Richard Serra

Richard Serra

Biography

Richard Serra is an American artist known for his large-scale sculptures made for site-specific landscape, urban, and architectural settings. Since his emergence in the mid-1960s, Serra has worked to radicalize and extend the very definition of sculpture, beginning with his early experiments with rubber, neon, and lead, to his celebrated large-scale steel works. Across media, Serra’s work offers a meditation on the relationship between the human body and its historical, embodied relationship to raw materials. From 1968 to 1979 Serra made a collection of films and videos in collaboration with several artists including Joan Jonas, Nancy Holt, and Robert Fiore. Although he began working with sculpture and film at the same time, Serra recognized the different material capacities of each and did not extend sculptural problems into his films and videos.

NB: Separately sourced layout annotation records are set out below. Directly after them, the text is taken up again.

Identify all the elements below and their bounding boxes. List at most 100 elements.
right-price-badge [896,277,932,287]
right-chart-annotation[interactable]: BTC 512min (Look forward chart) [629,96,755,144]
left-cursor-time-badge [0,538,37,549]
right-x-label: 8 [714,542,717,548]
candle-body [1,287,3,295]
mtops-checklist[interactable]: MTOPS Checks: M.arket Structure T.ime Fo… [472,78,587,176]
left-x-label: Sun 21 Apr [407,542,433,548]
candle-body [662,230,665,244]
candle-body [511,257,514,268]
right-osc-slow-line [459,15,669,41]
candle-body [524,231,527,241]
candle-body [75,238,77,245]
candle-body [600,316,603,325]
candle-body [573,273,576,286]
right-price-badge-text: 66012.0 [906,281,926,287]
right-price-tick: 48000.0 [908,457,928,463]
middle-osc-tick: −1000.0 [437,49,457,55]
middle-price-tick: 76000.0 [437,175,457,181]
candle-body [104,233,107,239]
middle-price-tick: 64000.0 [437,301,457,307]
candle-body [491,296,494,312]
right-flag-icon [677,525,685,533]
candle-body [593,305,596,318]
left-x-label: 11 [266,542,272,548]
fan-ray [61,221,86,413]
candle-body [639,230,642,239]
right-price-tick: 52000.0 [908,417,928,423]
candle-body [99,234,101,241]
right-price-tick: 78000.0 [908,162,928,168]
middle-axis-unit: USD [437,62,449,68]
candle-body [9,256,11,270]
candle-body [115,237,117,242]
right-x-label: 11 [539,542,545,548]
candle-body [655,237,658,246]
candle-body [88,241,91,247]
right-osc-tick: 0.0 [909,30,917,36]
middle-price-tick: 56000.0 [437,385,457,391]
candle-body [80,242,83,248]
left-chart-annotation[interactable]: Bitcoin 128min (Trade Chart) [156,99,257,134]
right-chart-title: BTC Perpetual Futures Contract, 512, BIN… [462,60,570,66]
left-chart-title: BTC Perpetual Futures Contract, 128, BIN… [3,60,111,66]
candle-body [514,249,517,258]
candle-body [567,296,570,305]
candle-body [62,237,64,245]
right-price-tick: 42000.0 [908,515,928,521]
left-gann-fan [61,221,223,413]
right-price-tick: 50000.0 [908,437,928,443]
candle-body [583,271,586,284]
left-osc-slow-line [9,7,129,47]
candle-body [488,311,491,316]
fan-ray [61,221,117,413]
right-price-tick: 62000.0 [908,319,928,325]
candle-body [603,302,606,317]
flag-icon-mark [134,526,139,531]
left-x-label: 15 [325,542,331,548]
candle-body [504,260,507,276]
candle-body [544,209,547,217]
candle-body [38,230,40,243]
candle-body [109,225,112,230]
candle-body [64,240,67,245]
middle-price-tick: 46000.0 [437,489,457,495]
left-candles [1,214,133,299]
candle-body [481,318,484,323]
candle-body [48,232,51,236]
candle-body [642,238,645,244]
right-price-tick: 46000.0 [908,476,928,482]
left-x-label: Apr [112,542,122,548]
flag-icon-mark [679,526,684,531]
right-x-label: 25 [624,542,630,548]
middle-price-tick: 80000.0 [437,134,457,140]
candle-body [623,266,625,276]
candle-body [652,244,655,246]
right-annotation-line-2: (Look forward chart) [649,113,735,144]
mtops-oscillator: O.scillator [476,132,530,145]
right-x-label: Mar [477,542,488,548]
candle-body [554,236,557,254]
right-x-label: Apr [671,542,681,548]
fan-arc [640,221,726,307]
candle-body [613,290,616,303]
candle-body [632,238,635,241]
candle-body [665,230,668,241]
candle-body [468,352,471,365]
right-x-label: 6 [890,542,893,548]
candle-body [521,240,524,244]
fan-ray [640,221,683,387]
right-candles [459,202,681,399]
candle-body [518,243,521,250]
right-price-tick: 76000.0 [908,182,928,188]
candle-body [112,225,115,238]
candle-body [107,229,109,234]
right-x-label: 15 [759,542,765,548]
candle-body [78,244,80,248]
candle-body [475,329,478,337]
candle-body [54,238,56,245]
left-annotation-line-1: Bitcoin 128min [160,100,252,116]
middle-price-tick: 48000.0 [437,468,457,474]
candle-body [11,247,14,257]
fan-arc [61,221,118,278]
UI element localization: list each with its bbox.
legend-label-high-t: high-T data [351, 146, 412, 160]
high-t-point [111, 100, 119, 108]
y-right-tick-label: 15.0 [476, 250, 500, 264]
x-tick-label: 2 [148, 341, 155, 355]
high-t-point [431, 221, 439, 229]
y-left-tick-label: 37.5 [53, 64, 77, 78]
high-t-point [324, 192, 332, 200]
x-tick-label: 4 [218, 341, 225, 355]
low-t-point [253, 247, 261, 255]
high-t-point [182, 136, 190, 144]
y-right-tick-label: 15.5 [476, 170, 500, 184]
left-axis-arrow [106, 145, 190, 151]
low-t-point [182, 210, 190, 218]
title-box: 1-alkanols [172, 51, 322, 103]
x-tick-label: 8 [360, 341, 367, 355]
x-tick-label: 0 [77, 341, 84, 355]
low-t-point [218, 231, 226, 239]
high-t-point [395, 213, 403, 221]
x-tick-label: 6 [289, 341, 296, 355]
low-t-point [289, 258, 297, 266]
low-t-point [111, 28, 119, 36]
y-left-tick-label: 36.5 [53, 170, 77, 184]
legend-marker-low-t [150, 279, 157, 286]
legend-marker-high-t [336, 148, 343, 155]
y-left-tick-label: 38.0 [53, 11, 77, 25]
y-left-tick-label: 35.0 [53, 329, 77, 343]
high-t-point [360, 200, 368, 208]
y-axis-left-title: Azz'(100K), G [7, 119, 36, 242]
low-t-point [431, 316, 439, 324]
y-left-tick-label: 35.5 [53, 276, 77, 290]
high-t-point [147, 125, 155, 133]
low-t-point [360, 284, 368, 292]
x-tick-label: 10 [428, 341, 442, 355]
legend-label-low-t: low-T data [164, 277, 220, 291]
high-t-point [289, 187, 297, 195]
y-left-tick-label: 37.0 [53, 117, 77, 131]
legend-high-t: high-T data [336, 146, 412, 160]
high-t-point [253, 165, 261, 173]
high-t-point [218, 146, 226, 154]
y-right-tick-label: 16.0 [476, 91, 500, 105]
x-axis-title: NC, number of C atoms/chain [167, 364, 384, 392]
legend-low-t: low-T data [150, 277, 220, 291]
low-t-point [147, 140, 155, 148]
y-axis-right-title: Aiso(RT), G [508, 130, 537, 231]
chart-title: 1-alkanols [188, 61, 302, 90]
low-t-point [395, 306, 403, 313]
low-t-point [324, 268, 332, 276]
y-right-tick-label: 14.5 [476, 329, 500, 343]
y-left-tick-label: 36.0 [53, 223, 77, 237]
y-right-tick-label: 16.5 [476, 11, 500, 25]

Serra’s first films, Hand Catching Lead (1968), Hands Scraping (1968) and Hand Tied (1968) involve a series of actions: a hand tries to catch falling lead; pairs of hands move lead shavings; and bound hands untie themselves. A later film, Railroad Turnbridge (1976), frames the surrounding landscape of the Willamette River in Portland, Oregon, as the bridge turns. Steelmill/Stahlwerk (1979), made in collaboration with the art historian Clara Weyergraf, is divided into two parts. The first part is made up of interviews of German steel-factory workers about their work. The second part captures the forging of Serra's sculpture Berlin Block (for Charlie Chaplin) (1977).

Serra began showing his work with Leo Castelli in 1968, and his first solo exhibition in New York was held at the Leo Castelli Warehouse the following year. His first solo museum exhibition was held at the Pasadena Art Museum, California, in 1970. Two retrospectives of his sculpture and drawings have been held at the Museum of Modern Art, New York: Richard Serra/Sculpture (1986) and Richard Serra Sculpture: Forty Years (2007). A major traveling retrospective dedicated to Serra’s drawings was presented at the Metropolitan Museum of Art, New York, San Francisco Museum of Modern Art, and the Menil Collection, Houston, from 2011 to 2012.

Survey exhibitions and screenings of his films were held at the Kunstmuseum Basel, Switzerland in 2017; Anthology Film Archives, New York, October 17–23, 2019; and Harvard Film Archive, January 27 – February 9, 2020. In 2019 Serra donated his entire film and video works to The Museum of Modern Art in New York.

Richard Serra was born in 1938 in San Francisco. He lived and worked in New York City, Cape Breton, and later the North Fork of Long Island, where he died in 2024.